Sibbes goes on to give a beautiful description of spiritual joy as being safe and sure.    “But now, the joy of a Christian man, is a spiritual joy, it is a safe joy.  It hurts no man, but does a man good; it settles a man’s mind, it strengthens his thoughts, it perfects his wits and understanding.  It makes him to have a sound judgement; it makes for the health of his body; it makes for the preservation of his life; it does a man good in every way.  There is no provocation in it, there is no danger in it.”

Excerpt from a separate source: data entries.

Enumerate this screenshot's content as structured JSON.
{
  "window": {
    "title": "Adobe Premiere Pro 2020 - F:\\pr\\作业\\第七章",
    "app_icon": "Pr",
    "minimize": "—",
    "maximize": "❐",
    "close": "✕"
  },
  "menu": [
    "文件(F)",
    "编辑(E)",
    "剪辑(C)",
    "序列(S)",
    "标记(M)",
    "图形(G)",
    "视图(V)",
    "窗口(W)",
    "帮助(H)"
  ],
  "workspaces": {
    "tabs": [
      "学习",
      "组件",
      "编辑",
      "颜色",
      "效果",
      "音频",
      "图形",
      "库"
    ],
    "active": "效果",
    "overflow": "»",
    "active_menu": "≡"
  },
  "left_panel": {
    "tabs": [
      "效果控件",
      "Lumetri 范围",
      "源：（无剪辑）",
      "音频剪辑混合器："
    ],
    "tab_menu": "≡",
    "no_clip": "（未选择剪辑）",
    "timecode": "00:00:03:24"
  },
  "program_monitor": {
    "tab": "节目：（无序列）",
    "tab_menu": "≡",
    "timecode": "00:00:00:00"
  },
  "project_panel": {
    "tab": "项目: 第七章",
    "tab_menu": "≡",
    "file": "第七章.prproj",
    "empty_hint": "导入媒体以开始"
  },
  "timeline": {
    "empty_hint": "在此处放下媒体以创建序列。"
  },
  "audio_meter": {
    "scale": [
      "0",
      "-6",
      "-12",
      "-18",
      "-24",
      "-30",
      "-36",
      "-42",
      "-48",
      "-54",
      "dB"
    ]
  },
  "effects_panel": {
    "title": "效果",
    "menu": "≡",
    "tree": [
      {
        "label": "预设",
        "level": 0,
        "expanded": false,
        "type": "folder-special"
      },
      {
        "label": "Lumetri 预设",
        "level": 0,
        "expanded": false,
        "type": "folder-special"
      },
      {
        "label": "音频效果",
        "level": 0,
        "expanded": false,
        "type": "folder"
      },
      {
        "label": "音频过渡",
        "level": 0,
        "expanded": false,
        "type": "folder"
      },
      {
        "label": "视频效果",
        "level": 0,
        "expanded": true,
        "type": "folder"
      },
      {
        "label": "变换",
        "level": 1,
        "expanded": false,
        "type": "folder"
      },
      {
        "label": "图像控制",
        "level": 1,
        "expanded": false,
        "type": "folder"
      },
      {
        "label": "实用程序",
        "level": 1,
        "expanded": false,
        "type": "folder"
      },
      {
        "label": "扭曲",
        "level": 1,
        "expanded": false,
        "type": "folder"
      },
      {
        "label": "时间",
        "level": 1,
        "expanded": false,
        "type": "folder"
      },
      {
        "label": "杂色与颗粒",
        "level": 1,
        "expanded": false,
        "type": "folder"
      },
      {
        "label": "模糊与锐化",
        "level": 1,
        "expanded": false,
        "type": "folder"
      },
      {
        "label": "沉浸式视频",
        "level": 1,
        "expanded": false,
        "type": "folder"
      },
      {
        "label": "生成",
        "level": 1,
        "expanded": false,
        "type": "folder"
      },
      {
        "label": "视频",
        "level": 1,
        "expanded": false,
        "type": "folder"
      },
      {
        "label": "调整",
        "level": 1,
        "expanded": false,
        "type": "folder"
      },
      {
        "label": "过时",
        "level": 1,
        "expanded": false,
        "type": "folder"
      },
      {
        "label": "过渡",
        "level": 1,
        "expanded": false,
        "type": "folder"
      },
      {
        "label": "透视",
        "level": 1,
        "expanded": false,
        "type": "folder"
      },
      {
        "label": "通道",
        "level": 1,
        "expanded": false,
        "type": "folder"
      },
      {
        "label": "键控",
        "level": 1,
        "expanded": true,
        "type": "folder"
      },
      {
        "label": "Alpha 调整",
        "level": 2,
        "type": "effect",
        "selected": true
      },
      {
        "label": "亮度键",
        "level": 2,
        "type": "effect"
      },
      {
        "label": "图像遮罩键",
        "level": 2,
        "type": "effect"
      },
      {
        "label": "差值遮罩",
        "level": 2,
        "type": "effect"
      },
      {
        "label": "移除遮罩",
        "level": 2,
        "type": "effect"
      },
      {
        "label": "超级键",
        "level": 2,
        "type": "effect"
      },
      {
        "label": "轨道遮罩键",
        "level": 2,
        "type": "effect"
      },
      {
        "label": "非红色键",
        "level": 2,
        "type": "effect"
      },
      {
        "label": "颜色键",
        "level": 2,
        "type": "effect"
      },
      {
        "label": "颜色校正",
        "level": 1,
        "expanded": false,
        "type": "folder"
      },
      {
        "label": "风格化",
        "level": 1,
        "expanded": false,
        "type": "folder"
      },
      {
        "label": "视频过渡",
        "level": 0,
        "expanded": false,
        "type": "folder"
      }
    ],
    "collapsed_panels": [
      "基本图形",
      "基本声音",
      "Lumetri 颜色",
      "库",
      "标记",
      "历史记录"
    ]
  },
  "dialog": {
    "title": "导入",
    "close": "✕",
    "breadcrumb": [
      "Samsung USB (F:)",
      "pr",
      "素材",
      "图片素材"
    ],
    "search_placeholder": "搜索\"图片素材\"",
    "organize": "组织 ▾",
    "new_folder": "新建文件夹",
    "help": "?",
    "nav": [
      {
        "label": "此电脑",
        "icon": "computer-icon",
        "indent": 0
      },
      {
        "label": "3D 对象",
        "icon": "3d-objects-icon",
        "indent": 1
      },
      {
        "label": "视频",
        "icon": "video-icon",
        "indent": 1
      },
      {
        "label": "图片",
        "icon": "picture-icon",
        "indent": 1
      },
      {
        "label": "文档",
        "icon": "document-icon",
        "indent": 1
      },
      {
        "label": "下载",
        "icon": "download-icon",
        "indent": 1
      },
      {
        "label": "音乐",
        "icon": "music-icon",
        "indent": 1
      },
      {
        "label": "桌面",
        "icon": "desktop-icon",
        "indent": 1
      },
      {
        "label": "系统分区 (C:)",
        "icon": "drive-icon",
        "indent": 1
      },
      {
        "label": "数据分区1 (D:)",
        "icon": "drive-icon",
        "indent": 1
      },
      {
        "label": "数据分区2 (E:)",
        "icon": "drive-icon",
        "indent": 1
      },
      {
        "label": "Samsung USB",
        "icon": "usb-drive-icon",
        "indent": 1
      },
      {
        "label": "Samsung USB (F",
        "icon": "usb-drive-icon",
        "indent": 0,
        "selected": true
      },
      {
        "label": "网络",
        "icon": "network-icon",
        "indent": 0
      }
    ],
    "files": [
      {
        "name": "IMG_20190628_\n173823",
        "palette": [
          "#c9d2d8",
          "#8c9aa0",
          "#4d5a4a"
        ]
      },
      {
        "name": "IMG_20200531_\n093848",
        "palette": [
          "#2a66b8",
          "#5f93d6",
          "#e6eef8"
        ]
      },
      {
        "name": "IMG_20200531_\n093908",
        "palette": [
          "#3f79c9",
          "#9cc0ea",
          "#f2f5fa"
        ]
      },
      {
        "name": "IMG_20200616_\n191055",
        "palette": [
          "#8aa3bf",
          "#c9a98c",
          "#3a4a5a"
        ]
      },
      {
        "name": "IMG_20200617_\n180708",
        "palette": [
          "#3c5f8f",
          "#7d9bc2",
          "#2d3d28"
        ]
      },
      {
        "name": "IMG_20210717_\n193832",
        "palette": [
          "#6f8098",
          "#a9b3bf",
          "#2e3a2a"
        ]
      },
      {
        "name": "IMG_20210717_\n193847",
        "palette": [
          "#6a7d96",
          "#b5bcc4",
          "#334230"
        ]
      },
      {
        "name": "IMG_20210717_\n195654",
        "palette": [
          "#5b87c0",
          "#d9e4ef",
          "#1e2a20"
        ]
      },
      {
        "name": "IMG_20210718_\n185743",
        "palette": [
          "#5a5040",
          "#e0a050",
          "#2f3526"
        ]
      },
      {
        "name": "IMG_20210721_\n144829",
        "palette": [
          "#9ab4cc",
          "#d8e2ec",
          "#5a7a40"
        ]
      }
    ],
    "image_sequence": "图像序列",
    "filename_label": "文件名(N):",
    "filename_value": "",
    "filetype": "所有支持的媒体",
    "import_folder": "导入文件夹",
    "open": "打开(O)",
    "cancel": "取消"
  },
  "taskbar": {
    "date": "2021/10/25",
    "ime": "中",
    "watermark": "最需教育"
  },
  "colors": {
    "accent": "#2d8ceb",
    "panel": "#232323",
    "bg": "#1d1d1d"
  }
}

I can’t really convey how deeply moved I was by Sibbes’s two sermons.  They were a balm for my soul, and they have really helped in a practical way.  It was like an oasis in the desert, the finest steak in the midst of a fast-food food court!  I leave you with this lovely plea,

“Let us here give way to mourning, and say with the prophet, Oh that I could weep!  ‘Oh, that my head were a fountain of tears!’ and with David, “I shed rivers of tears, because men kept not your law.” (Psalm 119:136.  Thus, my brethren, let us labour to be much in spiritual mourning, to mourn for the loss and for the absence of holy things, and to mourn for the presence and confluence of sinful persons and sinful things, to mourn for the sins of our land, for the sins of the church abroad, for the sins of our neighbours; mourn for the sins of our towns, mourn for the sins of our own families, mourn for the sins of our yoke-fellows, mourn for the sins of our children, mourn for our own sins.  Oh, happy is that man that can put forth himself in godly tears.  The more he mourns thus, the more he shall be comforted.” 

See you next week,

Your brother in Christ,

David

Letter from Australia 81 – Unmasked – Church, Dan, Ravi and Willie

Letter from Australia 79 – Humiliation and Humility.

4 comments

  1. Thank you, David. I read the psalms every day. I try to let the words lead me to pray for the Church, my land, and my life in Christ. I have learned that repentance is better than regretting.

  2. Hi David,

    We might not agree on everything, but this is something I can agree on: spiritual mourning. I, like you, am blessed and comforted, because I too mourn at my sins.

    I think the main way God blesses and comforts us is through the Lord Jesus Christ. As of course Robert Murray M’Cheyne famously said, for every glance at self, we should gaze 10 times upon our Saviour. If we focused on ourselves, we would despair. If we focus on Christ, we have hope that just as He was able to endure the cross and scorn its shame, for the joy set before Him, so can we, in the race He has marked out for us.

    And yes, I love the honesty of the Psalms in encompassing every range of human emotion and spiritual condition. The Psalms are like the Chemists of the soul!